Happily, this terrible prospect came to nothing, and six years later the new ruleset was finally released. Typically, it immediately came under fire from the less contented members on both sides, but so far there has been no actual violence (although a couple of suspect packages left by dissidents have been seized and defused, and on one occasion no less a man than Ould had to be forcibly restrained from ramming his five-pronged fFlanger up the nose of one of his own particularly recalcitrant backbenchers – who prefers to remain anonymous.)
Among the new features in the game are a new concept of how line velocity and positioning work in the realms of quantum physics (naturally based on the work of Trellis and Grossman), which has led to several important discoveries in the field of stable pickerings. The addition of the Jubilee and Docklands extensions as full parts of the London Underground without needing to be placed in a special temporary quadrant five necessitated a major rebalancing and reweighting of stations, but fortunately things became much easier once the condition that none of the new stations be magenta was dropped. This change did require corresponding adjustments in the game of Baker Street (something which both parties were reluctant to do), adjustments which in their turn particularly affected conditions on the Piccadilly and District lines. The idea of five rather than four divisions was preserved in a more acceptable form by using a central area exempted from quadrant conditions, and the original quadrant definitions were largely reinstated. Outside the central zone, the quandrant boundaries are now almost exactly restored to their original Chalk Farm '84 positions.
(The famous argument between Ould and the IMCS extremist backbenchers was largely over the semantic question of whether to call the central area 'quadrant zero', which would of course have been unacceptable. Had this measure been adopted, certain long-established game formulae would have broken down due to division-by-zero errors, and much of the Mipplington convention would have been rendered worthless.)
Among smaller changes, Aldgate East and Aldgate? were swapped in colour (they are now respectively green? and puce?), the spin differential between Dollis Hill and Neasden? was increased by three degrees per second, and bridges are now wild if the freem? count is sufficiently high. Thanks to the snood-freem quasi-equivalence concept, this is liable to be more frequent when line velocity is also high – but fortunately it will also be less relevant for exactly the same reason. Various other adjustments of a generally small nature were made in similar vein. The actual Finsbury Option itself, after which the Amendments of 1988 were named, was accepted without reservation as a piece of simple good sense.
Unfortunately, the ruleset did not prove to be a success at first. It was amazing that the moderate wing of CAMREC had ever accepted it in the first place, for all of Ould's diplomatic skills: the organisation split immediately, and the hardliners came back to power. The actual ruleset was revealed to have major problems: initially, only minor ones showed, but by the time of the second pack of amendments (2001), it was revealed – the hard way – that patching the minor problems had resulted in the return of the infamous Mornington Crescent loop, a cure which was self-evidently worse than the disease.
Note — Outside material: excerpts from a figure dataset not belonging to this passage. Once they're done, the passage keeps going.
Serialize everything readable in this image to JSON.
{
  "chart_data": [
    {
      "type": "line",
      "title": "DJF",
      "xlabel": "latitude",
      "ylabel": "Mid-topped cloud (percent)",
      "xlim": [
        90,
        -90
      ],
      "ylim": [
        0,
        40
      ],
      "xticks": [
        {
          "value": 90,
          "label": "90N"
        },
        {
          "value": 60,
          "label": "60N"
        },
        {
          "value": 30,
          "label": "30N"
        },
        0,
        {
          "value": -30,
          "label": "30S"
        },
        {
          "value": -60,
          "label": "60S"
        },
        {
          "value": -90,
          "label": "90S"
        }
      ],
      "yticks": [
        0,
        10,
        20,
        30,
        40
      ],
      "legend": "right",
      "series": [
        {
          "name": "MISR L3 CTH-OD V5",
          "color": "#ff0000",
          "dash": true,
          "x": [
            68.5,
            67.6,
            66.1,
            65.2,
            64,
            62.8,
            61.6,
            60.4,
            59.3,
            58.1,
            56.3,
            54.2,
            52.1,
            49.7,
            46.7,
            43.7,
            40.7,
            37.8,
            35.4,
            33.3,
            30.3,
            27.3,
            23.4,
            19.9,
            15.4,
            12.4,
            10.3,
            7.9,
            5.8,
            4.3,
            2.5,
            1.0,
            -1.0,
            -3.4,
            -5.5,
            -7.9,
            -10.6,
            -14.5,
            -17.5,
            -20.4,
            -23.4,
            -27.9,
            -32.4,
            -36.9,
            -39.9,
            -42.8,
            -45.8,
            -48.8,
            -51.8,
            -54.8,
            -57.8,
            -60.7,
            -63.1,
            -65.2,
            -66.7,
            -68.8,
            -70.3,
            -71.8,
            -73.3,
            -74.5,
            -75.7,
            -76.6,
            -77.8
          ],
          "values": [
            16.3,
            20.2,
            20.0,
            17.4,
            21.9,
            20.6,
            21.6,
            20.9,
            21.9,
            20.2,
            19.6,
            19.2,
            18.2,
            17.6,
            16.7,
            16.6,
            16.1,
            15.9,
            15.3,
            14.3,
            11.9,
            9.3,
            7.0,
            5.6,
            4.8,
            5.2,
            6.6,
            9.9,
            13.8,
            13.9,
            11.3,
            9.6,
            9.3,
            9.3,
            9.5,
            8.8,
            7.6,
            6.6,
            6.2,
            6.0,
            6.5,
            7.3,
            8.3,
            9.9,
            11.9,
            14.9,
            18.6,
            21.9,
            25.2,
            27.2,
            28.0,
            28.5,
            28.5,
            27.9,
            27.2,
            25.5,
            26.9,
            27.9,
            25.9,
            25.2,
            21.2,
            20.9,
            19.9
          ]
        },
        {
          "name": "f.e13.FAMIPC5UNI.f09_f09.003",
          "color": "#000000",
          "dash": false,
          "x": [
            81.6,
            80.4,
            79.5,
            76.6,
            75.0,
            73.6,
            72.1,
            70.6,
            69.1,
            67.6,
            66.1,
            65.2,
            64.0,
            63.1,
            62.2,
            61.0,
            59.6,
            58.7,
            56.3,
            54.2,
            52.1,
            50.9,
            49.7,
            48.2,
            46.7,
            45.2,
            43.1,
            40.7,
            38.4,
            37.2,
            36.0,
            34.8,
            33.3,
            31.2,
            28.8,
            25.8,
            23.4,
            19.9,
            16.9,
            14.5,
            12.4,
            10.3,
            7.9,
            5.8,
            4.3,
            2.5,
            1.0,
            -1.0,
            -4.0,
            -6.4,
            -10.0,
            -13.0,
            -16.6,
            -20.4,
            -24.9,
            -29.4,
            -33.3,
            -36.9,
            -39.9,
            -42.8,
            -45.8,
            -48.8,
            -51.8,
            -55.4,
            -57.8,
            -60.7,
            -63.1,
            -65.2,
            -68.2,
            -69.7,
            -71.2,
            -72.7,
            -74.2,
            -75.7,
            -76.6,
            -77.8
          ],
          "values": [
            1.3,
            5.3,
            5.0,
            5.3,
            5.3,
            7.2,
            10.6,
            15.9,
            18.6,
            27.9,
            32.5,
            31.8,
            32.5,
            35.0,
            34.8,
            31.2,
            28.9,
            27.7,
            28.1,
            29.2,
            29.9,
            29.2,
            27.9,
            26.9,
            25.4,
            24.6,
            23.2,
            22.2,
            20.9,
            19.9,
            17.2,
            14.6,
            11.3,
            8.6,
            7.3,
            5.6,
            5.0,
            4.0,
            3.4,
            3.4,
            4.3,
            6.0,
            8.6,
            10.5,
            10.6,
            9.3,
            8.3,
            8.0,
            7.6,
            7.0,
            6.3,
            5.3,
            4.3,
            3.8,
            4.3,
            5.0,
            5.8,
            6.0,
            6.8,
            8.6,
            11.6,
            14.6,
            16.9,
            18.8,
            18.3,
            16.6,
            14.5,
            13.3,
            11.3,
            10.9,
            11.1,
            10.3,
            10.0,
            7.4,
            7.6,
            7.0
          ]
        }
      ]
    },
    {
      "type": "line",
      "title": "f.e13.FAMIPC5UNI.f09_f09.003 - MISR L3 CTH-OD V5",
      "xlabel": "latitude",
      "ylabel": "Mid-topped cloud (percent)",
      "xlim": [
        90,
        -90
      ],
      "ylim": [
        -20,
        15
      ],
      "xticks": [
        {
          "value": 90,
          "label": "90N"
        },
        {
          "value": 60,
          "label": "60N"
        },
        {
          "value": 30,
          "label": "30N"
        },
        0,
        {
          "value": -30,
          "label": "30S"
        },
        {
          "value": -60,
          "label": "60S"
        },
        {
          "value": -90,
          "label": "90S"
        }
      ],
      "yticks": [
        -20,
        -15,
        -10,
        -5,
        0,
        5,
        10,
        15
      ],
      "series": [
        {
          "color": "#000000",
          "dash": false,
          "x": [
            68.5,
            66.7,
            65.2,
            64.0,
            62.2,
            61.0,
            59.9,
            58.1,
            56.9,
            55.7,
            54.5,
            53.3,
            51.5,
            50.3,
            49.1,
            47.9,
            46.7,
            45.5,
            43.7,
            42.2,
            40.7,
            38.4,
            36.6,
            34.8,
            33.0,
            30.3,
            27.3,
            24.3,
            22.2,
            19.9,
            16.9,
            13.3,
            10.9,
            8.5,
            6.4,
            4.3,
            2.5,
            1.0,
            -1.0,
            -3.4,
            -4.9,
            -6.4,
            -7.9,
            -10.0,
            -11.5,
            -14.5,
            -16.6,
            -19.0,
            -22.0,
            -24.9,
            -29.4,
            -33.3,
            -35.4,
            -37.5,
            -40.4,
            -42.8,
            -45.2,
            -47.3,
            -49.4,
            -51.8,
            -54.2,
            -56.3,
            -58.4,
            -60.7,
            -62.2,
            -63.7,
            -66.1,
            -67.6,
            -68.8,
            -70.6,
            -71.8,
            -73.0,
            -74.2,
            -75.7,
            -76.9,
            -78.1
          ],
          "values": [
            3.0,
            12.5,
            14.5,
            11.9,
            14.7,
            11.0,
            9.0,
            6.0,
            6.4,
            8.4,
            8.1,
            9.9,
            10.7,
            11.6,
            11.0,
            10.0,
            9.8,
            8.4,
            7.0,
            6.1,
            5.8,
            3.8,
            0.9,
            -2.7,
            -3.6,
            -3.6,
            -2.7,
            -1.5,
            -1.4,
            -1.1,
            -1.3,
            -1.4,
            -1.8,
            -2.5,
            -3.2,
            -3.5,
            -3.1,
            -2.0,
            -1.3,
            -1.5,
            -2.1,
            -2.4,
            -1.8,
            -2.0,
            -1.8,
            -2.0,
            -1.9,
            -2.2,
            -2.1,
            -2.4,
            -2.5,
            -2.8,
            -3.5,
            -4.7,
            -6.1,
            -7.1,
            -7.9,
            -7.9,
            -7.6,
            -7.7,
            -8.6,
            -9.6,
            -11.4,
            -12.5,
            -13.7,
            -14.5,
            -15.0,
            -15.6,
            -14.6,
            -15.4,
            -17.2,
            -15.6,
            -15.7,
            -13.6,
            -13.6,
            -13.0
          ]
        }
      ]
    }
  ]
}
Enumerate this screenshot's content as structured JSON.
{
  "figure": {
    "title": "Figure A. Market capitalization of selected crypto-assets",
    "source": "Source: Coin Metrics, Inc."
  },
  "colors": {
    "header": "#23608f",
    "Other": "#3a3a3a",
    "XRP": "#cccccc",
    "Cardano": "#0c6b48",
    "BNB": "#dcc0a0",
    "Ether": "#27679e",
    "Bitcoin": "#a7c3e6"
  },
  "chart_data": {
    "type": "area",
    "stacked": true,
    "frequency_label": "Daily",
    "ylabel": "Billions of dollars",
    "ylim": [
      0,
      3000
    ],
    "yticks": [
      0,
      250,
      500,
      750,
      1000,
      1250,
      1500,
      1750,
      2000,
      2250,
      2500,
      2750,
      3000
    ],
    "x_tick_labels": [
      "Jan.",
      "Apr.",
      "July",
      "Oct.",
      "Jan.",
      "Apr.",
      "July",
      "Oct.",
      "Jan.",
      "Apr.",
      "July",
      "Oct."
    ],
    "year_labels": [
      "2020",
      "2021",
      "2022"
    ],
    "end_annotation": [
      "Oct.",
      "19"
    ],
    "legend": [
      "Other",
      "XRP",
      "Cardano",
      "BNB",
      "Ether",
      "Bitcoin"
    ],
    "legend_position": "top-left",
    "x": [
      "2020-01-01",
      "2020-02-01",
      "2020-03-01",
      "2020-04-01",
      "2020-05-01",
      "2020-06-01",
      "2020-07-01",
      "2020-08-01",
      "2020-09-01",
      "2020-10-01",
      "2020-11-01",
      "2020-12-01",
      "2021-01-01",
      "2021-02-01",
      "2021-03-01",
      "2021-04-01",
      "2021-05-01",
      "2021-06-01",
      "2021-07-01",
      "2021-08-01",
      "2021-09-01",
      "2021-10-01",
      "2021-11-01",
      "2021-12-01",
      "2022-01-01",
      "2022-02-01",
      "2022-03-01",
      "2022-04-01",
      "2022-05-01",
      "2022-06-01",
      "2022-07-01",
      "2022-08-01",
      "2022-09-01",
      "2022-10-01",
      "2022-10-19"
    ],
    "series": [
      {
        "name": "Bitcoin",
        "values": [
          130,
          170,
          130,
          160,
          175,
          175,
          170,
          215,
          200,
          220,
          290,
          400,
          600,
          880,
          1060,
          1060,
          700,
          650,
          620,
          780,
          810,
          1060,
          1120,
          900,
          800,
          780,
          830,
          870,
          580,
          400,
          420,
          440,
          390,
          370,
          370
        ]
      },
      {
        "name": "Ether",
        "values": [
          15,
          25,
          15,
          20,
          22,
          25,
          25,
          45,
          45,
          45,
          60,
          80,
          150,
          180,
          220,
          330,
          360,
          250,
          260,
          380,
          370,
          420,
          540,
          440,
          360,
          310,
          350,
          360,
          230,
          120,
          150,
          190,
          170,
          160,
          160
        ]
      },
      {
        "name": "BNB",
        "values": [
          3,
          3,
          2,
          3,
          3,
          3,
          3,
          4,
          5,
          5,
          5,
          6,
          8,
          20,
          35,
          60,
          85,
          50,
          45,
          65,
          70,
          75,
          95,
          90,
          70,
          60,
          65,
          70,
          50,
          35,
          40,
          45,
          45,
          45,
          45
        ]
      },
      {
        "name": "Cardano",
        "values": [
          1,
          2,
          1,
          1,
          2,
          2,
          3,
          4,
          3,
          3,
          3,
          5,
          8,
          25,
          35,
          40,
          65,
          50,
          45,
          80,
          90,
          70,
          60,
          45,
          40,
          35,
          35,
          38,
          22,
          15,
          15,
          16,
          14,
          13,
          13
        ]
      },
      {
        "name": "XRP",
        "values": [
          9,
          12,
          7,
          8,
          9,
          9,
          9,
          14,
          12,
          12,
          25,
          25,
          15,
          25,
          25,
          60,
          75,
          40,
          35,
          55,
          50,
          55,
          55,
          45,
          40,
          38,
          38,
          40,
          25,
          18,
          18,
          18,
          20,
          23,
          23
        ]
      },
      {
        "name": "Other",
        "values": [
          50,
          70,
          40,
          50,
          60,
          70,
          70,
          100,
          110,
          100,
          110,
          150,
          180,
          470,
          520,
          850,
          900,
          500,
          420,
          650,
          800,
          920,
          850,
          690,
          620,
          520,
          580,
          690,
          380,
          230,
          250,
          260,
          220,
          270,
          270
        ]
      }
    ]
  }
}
A hastily-released third set of amendments, then a fourth and fifth, have made it approximately playable, but the IMCS's credibility took a major downturn.
Part of the problem is alleged to have been the IMCS's insistence on planning for the future, even at the expense of the present situation. The Finsbury Option amendments had been delayed by over a year by the change in plans over where the Jubilee Line Extension was to be built, and quadrant five had had to be introduced as a temporary measure, along with spin decay. It has been alleged – probably with a great deal of accuracy – that the IMCS had been relying not only on the full opening of the Jubilee, Docklands and East London Line extensions, but also on integration with above-ground networks that are supposed to have included the Croydon Tramlink. (In fact, the Docklands extension only came considerably later, barely in time to rescue the fourth amendments, and the planned ELL extension is still not yet built, and may also be re-routed.) In fact, to this day, if the Tramlink is included as part of the network and cut off before play begins by means of a blocked understrile, it gets rid of 90% of the annoying extra loops, quantum-tunnelling effects, and consequent pickering instabilities.
As a result, instead of waiting for yet more amendments, the IMCS has now turned to considering an entire rewrite of the ruleset as a cure for the problems. Great things are promised (albeit nothing specific): but then, great things were promised with HP2K … and CAMREC are writing their own proposed ruleset, aided by a couple of high-profile IMCS defectors.